Siri Comes To iPad Because of Steve Jobs and Aristotle
Steve Jobs was a man of ideas and vision; the kind of ideas and vision that keeps you up for many nights. In 1985 Steve Jobs visited Lund University in Sweden. He arrived with a helicopter and after making three circles he finally landed wearing his signature outfit of sneakers and jeans sans the turtleneck.
After joking with the audience, Jobs described his dream about education and how computers can change and advance learning. He had this dream of one being able to ask Aristotle a question and actually get an answer.
Fast forward a couple of years. In 1987 Steve Jobs is out of Apple but it’s that exact year that Apple premiered The Knowledge Navigator video at Educom. Credited to at that time Apple’s CEO, John Sculley, The Knowledge Navigator is nothing more than a combination of a new form factor personal computer loaded with super advanced software and an intelligent agent. I doubt The Knowledge Navigator is Sculley’s brain child but that’s my pet theory.
I can’t help but assume that even with Steve Jobs out of Apple in 1987, John Sculley was already aware of Steve Jobs fixation with education and computers. This why the The Knowledge Navigator is focusing on learning instead of design or coding or multimedia content creation.
According to Wikipedia: “In one vignette a university professor returns home and turns on his computer, in the form of a tablet the size of a large-format book. The agent is a bow-tie wearing butler who appears on the screen and informs him that he has several calls waiting. He ignores most of these, from his mother, and instead uses the system to compile data for a talk on deforestation in the Amazon rainforest. While he is doing this, the computer informs him that a colleague is calling, and they then exchange data through their machines while holding a video based conversation.
In another such video, a young student uses a smaller handheld version of the system to prompt him while he gives a class presentation on volcanoes, eventually sending a movie of an exploding volcano to the video “blackboard”. In a final installment a user scans in a newspaper by placing it on the screen of the full-sized version, and then has it help him learn to read by listening to him read the scanned results, and prompting when he pauses”.

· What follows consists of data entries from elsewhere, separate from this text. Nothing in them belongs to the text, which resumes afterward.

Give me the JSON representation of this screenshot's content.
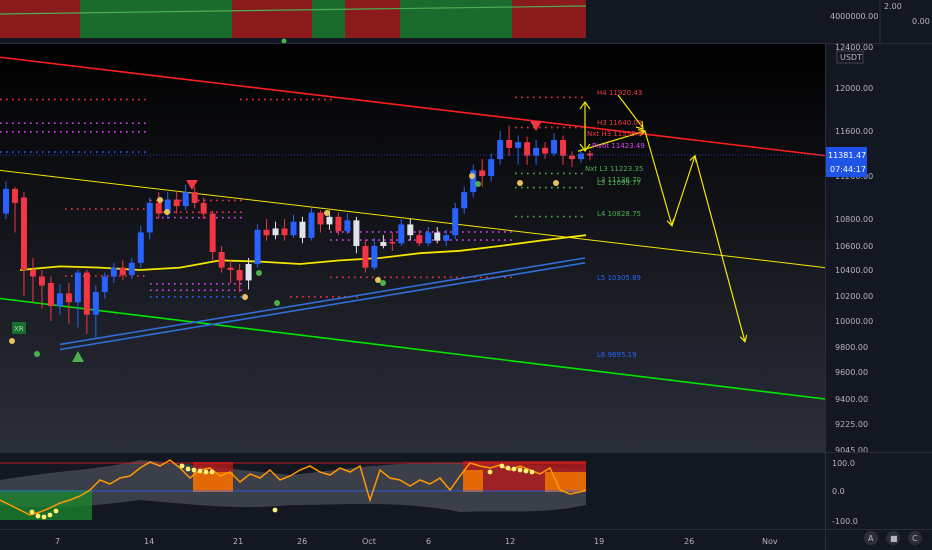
{
  "colors": {
    "background": "#131722",
    "up": "#2962ff",
    "down": "#f23645",
    "neutral": "#e0e3eb",
    "yellow": "#f5e600",
    "green": "#00e600",
    "red_line": "#ff1e1e",
    "blue_line": "#2f6fd6",
    "orange": "#ff9800",
    "price_tag": "#1e53e5"
  },
  "top_panel": {
    "axis_labels": [
      "4000000.00"
    ],
    "right_labels": [
      "2.00",
      "0.00"
    ]
  },
  "main_panel": {
    "currency": "USDT",
    "last_price": "11381.47",
    "countdown": "07:44:17",
    "pivot_labels": [
      {
        "text": "H4 11920.43",
        "color": "#f23645"
      },
      {
        "text": "H3 11640.01",
        "color": "#f23645"
      },
      {
        "text": "Nxt H3 11539.6",
        "color": "#f23645"
      },
      {
        "text": "Pivot 11423.49",
        "color": "#e040fb"
      },
      {
        "text": "Nxt L3 11223.35",
        "color": "#4caf50"
      },
      {
        "text": "L3 11136.70",
        "color": "#4caf50"
      },
      {
        "text": "L3 11099.77",
        "color": "#4caf50"
      },
      {
        "text": "L4 10828.75",
        "color": "#4caf50"
      },
      {
        "text": "L5 10305.89",
        "color": "#2962ff"
      },
      {
        "text": "L6 9695.19",
        "color": "#2962ff"
      }
    ],
    "xr_label": "XR"
  },
  "osc_panel": {
    "axis_labels": [
      "100.0",
      "0.0",
      "-100.0"
    ]
  },
  "time_axis": {
    "labels": [
      "7",
      "14",
      "21",
      "26",
      "Oct",
      "6",
      "12",
      "19",
      "26",
      "Nov"
    ]
  },
  "corner_buttons": [
    "A",
    "■",
    "C"
  ],
  "chart_data": {
    "type": "line",
    "title": "",
    "xlabel": "",
    "ylabel": "",
    "y_axis_ticks": [
      12400,
      12000,
      11600,
      11200,
      10800,
      10600,
      10400,
      10200,
      10000,
      9800,
      9600,
      9400,
      9225,
      9045
    ],
    "ylim": [
      9045,
      12400
    ],
    "x_labels": [
      "7",
      "14",
      "21",
      "26",
      "Oct",
      "6",
      "12",
      "19",
      "26",
      "Nov"
    ],
    "candles": [
      {
        "o": 10850,
        "c": 11080,
        "h": 11150,
        "l": 10800
      },
      {
        "o": 11080,
        "c": 10950,
        "h": 11100,
        "l": 10700
      },
      {
        "o": 11000,
        "c": 10400,
        "h": 11050,
        "l": 10200
      },
      {
        "o": 10400,
        "c": 10350,
        "h": 10500,
        "l": 10150
      },
      {
        "o": 10350,
        "c": 10280,
        "h": 10400,
        "l": 10100
      },
      {
        "o": 10300,
        "c": 10120,
        "h": 10350,
        "l": 10000
      },
      {
        "o": 10120,
        "c": 10220,
        "h": 10290,
        "l": 10050
      },
      {
        "o": 10220,
        "c": 10150,
        "h": 10300,
        "l": 9980
      },
      {
        "o": 10150,
        "c": 10380,
        "h": 10400,
        "l": 9950
      },
      {
        "o": 10380,
        "c": 10050,
        "h": 10400,
        "l": 9900
      },
      {
        "o": 10050,
        "c": 10230,
        "h": 10280,
        "l": 9870
      },
      {
        "o": 10230,
        "c": 10350,
        "h": 10380,
        "l": 10180
      },
      {
        "o": 10350,
        "c": 10420,
        "h": 10460,
        "l": 10300
      },
      {
        "o": 10420,
        "c": 10360,
        "h": 10480,
        "l": 10320
      },
      {
        "o": 10360,
        "c": 10460,
        "h": 10500,
        "l": 10330
      },
      {
        "o": 10460,
        "c": 10700,
        "h": 10750,
        "l": 10420
      },
      {
        "o": 10700,
        "c": 10950,
        "h": 11000,
        "l": 10650
      },
      {
        "o": 10950,
        "c": 10850,
        "h": 11050,
        "l": 10800
      },
      {
        "o": 10850,
        "c": 10980,
        "h": 11050,
        "l": 10800
      },
      {
        "o": 10980,
        "c": 10920,
        "h": 11060,
        "l": 10850
      },
      {
        "o": 10920,
        "c": 11050,
        "h": 11120,
        "l": 10880
      },
      {
        "o": 11050,
        "c": 10950,
        "h": 11100,
        "l": 10900
      },
      {
        "o": 10950,
        "c": 10850,
        "h": 11000,
        "l": 10800
      },
      {
        "o": 10850,
        "c": 10550,
        "h": 10880,
        "l": 10480
      },
      {
        "o": 10550,
        "c": 10420,
        "h": 10600,
        "l": 10380
      },
      {
        "o": 10420,
        "c": 10400,
        "h": 10480,
        "l": 10300
      },
      {
        "o": 10400,
        "c": 10320,
        "h": 10450,
        "l": 10230
      },
      {
        "o": 10320,
        "c": 10450,
        "h": 10500,
        "l": 10250
      },
      {
        "o": 10450,
        "c": 10720,
        "h": 10760,
        "l": 10420
      },
      {
        "o": 10720,
        "c": 10680,
        "h": 10800,
        "l": 10640
      },
      {
        "o": 10680,
        "c": 10730,
        "h": 10780,
        "l": 10650
      },
      {
        "o": 10730,
        "c": 10680,
        "h": 10800,
        "l": 10640
      },
      {
        "o": 10680,
        "c": 10780,
        "h": 10840,
        "l": 10660
      },
      {
        "o": 10780,
        "c": 10660,
        "h": 10820,
        "l": 10620
      },
      {
        "o": 10660,
        "c": 10860,
        "h": 10900,
        "l": 10640
      },
      {
        "o": 10860,
        "c": 10760,
        "h": 10880,
        "l": 10700
      },
      {
        "o": 10760,
        "c": 10820,
        "h": 10880,
        "l": 10720
      },
      {
        "o": 10820,
        "c": 10710,
        "h": 10860,
        "l": 10680
      },
      {
        "o": 10710,
        "c": 10790,
        "h": 10850,
        "l": 10690
      },
      {
        "o": 10790,
        "c": 10600,
        "h": 10820,
        "l": 10540
      },
      {
        "o": 10600,
        "c": 10420,
        "h": 10650,
        "l": 10380
      },
      {
        "o": 10420,
        "c": 10600,
        "h": 10660,
        "l": 10400
      },
      {
        "o": 10600,
        "c": 10630,
        "h": 10680,
        "l": 10580
      },
      {
        "o": 10630,
        "c": 10620,
        "h": 10700,
        "l": 10560
      },
      {
        "o": 10620,
        "c": 10760,
        "h": 10800,
        "l": 10600
      },
      {
        "o": 10760,
        "c": 10680,
        "h": 10800,
        "l": 10640
      },
      {
        "o": 10680,
        "c": 10620,
        "h": 10720,
        "l": 10600
      },
      {
        "o": 10620,
        "c": 10700,
        "h": 10740,
        "l": 10600
      },
      {
        "o": 10700,
        "c": 10640,
        "h": 10740,
        "l": 10620
      },
      {
        "o": 10640,
        "c": 10680,
        "h": 10720,
        "l": 10600
      },
      {
        "o": 10680,
        "c": 10900,
        "h": 10950,
        "l": 10650
      },
      {
        "o": 10900,
        "c": 11050,
        "h": 11100,
        "l": 10850
      },
      {
        "o": 11050,
        "c": 11250,
        "h": 11300,
        "l": 11000
      },
      {
        "o": 11250,
        "c": 11200,
        "h": 11350,
        "l": 11100
      },
      {
        "o": 11200,
        "c": 11350,
        "h": 11400,
        "l": 11150
      },
      {
        "o": 11350,
        "c": 11520,
        "h": 11600,
        "l": 11300
      },
      {
        "o": 11520,
        "c": 11450,
        "h": 11650,
        "l": 11380
      },
      {
        "o": 11450,
        "c": 11500,
        "h": 11560,
        "l": 11300
      },
      {
        "o": 11500,
        "c": 11380,
        "h": 11550,
        "l": 11300
      },
      {
        "o": 11380,
        "c": 11450,
        "h": 11520,
        "l": 11300
      },
      {
        "o": 11450,
        "c": 11400,
        "h": 11500,
        "l": 11350
      },
      {
        "o": 11400,
        "c": 11520,
        "h": 11580,
        "l": 11380
      },
      {
        "o": 11520,
        "c": 11380,
        "h": 11560,
        "l": 11300
      },
      {
        "o": 11380,
        "c": 11350,
        "h": 11420,
        "l": 11280
      },
      {
        "o": 11350,
        "c": 11400,
        "h": 11440,
        "l": 11320
      },
      {
        "o": 11400,
        "c": 11381,
        "h": 11430,
        "l": 11340
      }
    ],
    "lines": [
      {
        "name": "",
        "color": "#ff1e1e",
        "points": [
          [
            0,
            12300
          ],
          [
            825,
            11381
          ]
        ]
      },
      {
        "name": "",
        "color": "#00e600",
        "points": [
          [
            0,
            10180
          ],
          [
            825,
            9400
          ]
        ]
      },
      {
        "name": "",
        "color": "#f5e600",
        "points": [
          [
            0,
            11250
          ],
          [
            825,
            10420
          ]
        ]
      },
      {
        "name": "",
        "color": "#2f6fd6",
        "points": [
          [
            60,
            9820
          ],
          [
            585,
            10500
          ]
        ]
      },
      {
        "name": "",
        "color": "#2f6fd6",
        "points": [
          [
            60,
            9780
          ],
          [
            585,
            10460
          ]
        ]
      }
    ],
    "projection_points": [
      [
        578,
        11420
      ],
      [
        645,
        11600
      ],
      [
        672,
        10750
      ],
      [
        695,
        11380
      ],
      [
        745,
        9840
      ]
    ]
  }
}
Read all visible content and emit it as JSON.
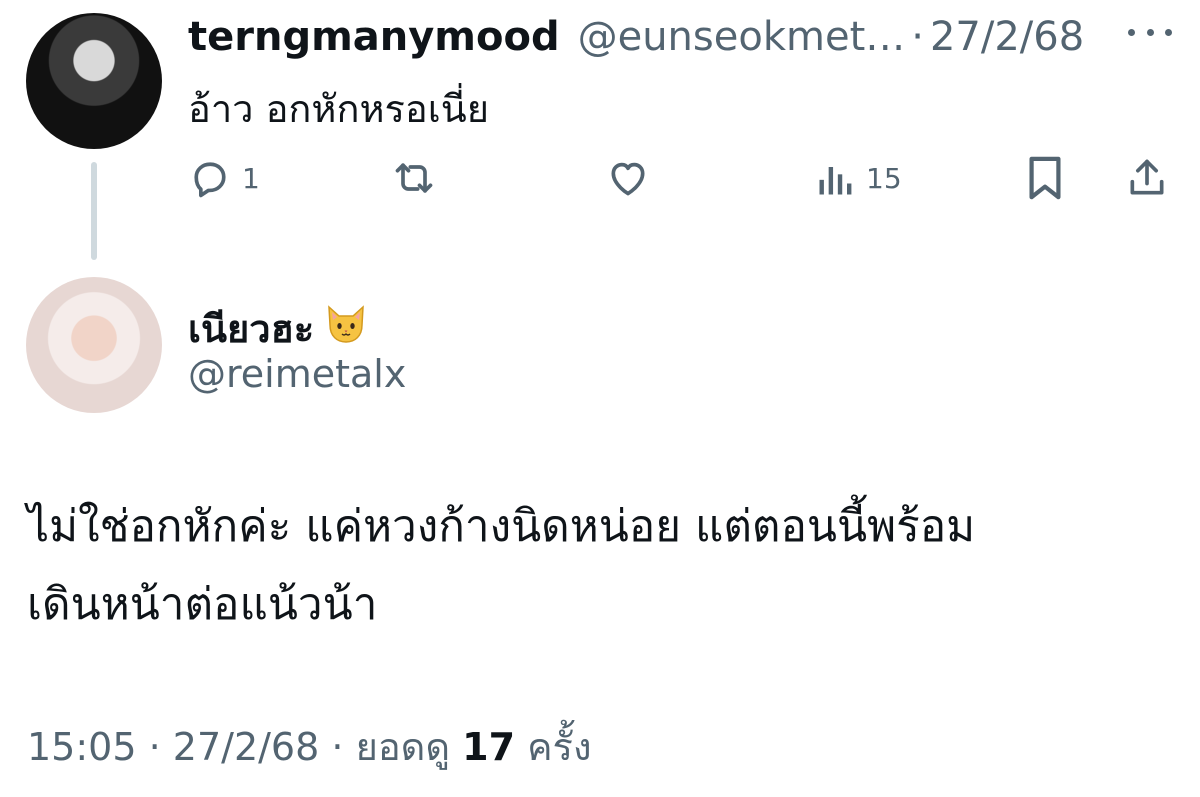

During WWDC 2012 among other things Apple introduced OS X Mountain Lion with iCloud and iOS 6 with improved Siri for iPhone 4S and the new iPad. This means that soon all Apple products will support iCloud. Siri it’s available in iOS right now but soon all Macs will be able to connect to iCloud and sync their data with the iPhone 5 and the iPad.
Siri is currently available only for the iPhone 4S but it’s coming on the new iPad. When this happens, Siri will be able to have access across the board to apps like Calendar. With iCloud soon available for all OS X powered products, Siri will be able to access Calendar for Macs, iPhones and iPads; iMac, MacBook, iPhone and iPad. Are you getting it?
The Knowledge Navigator was the vision for the iPad and the iPad is the solidified dream of The Knowledge Navigator. The intelligent software running on it’s Siri which very soon will be able to have access to all iCloud apps and data from your Mac, iPhone and iPad. Aristotle won’t be around to answer questions when this happen but Siri will definitely know when there is a free slot in your Calendar or how to get to this place to pick up the cake or even retrieve the file you saved last semester or search in Wolfram|Alpha for Amazon deforestation data and maps. Siri on the new iPad is what Steve Jobs talked about in 1985 in Sweden and Apple aired in 1987 as a concept; that plus iCloud and somes APIs.
Thinking about it, Aristotle may not be able to answer questions but he would be really proud for each one of the “modern Alexander the Great students” in classes of 2012 with Macs, iPhones, iPads and Siri.